In the dying days of South Africa's apartheid regime, a union leader named Cyril Ramaphosa went on a fly-fishing weekend with a top official from the ruling National Party.
When a fly hook impaled Roelf Meyer's hand, it was Mr. Ramaphosa who carefully extracted the hook, according to author Alec Russell. The two fishing buddies – one black, one white – were the chief negotiators in the highly sensitive talks to end apartheid and their weekend together forged a personal bond that helped South Africa make a peaceful transition to democracy.
It's a classic vignette from Mr. Ramaphosa's career. His urbane charm and negotiating skills have propelled him to success in politics and business, making him one of the country's richest businessmen – but also triggering the fury of striking mineworkers after police killed 34 protesters at the Marikana platinum mine, where he is a part-owner. Now he is back in politics, and many believe he will run South Africa as the power behind the throne.
In a much-delayed voting process that finally began after midnight on Monday night, Mr. Ramaphosa was expected to be chosen as deputy president of the ruling African National Congress, positioning him as the likely successor to President Jacob Zuma, who was also believed to be heading for a strong victory in the voting.
Official results will be announced on Tuesday, but Mr. Ramaphosa appeared to have a clear majority of the delegates, with the backing of Mr. Zuma's supporters.
Remarkably, the 60-year-old former mining-union leader was able to ascend to the ANC's second-highest post this week without bothering to campaign for the job. Even in the emotional fervour of the convention floor, where thousands of delegates sang and danced, Mr. Ramaphosa managed to keep a low profile, answering no questions, giving no speeches and revealing no political opinions.
It was typical of the backroom role that he prefers these days: building his personal power without subjecting himself to scrutiny from the media or rank-and-file ANC members.
Some analysts predict that Mr. Ramaphosa will soon become the "prime minister" of South Africa, the behind-the-scenes manager of the country – a task that Mr. Zuma has seemed dismally incapable of performing, despite his popularity among ANC delegates.
It's a personal vindication for Mr. Ramaphosa. He was a close ally of anti-apartheid hero Nelson Mandela in the early 1990s and often seen as his successor, yet was squeezed out by Thabo Mbeki, who became the president when Mr. Mandela stepped down.

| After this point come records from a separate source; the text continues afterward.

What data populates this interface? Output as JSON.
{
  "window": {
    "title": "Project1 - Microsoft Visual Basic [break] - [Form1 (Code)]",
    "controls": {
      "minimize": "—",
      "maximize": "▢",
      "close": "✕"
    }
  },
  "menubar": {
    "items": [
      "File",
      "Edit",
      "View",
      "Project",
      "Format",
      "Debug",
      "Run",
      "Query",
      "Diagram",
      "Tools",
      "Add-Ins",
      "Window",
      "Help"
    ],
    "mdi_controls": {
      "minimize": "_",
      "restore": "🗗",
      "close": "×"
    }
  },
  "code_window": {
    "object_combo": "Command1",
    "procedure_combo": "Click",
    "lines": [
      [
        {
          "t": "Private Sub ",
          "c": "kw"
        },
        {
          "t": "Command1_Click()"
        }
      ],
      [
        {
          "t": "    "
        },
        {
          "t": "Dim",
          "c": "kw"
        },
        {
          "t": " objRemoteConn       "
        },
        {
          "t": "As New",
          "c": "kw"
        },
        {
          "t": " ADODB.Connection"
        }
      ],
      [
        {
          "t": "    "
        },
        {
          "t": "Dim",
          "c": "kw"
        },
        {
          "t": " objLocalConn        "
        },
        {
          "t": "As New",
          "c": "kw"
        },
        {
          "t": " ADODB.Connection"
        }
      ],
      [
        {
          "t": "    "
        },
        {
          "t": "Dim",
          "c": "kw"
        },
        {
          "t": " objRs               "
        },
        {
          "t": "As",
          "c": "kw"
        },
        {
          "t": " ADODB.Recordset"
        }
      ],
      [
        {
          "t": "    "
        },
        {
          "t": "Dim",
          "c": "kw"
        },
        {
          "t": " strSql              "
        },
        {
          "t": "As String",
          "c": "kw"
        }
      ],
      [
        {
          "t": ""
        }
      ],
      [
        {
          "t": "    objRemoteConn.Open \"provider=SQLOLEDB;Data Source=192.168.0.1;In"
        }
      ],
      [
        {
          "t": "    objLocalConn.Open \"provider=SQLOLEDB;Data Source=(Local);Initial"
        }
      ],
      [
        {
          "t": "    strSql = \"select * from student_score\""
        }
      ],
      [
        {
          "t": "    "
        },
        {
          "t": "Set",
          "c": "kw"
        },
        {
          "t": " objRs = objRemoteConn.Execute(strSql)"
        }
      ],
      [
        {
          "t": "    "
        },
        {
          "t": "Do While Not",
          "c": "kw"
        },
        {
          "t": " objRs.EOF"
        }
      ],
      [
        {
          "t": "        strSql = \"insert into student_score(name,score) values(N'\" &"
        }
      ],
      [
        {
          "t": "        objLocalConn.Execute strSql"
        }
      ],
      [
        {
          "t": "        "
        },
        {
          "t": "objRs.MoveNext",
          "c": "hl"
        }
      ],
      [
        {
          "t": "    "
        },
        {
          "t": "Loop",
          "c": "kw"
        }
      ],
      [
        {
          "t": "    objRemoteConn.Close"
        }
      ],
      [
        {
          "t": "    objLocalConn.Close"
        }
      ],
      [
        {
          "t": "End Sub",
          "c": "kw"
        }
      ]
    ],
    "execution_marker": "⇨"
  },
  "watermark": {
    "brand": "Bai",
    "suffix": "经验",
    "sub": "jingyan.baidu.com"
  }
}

Mr. Ramaphosa quit politics and went into business, where he built up a $275-million fortune in mining, banking and companies such as Coca-Cola and McDonald's. He still enjoys strong support in the ANC, but a growing cloud of controversy has followed him this year. He was widely attacked for flaunting his wealth by bidding $2.4-million for a prize buffalo cow and calf. (He later apologized, admitting that the bid was "excessive" in a "sea of poverty.")
Perhaps more damagingly, he is a substantial shareholder in the Marikana mine, where police killed 34 protesters in August. Leaked e-mails revealed that he had pressed for police action against the protesters, sparking even more criticism from South Africa's mineworkers.
Mr. Ramaphosa donated $250,000 to pay for the funerals of the dead protesters and accepted part of the blame for the disaster. The Marikana massacre "should not have happened," he said. "We are all to blame and there are many stakeholders that should take the blame."
Mr. Ramaphosa's vast network of financial and business interests could leave him in many conflicts of interest if he tries to maintain his business empire after he becomes the ANC's deputy president. He has not said whether he would put his interests into a blind trust or take some other step to reduce the political conflicts.
He holds more than 150 directorships in a range of companies, according to City Press, a weekly South African newspaper. "His network of associates through these corporate entities number in the thousands and include the who's who of South Africa's business elite," City Press reported.
While he is primarily a businessman these days, Mr. Ramaphosa has remained a member of the ANC's national executive. As chairman of the ANC's appeals committee this year, he played a key role in expelling one of Mr. Zuma's biggest enemies, the fiery youth league president Julius Malema, for sowing divisions and bringing the party into disrepute.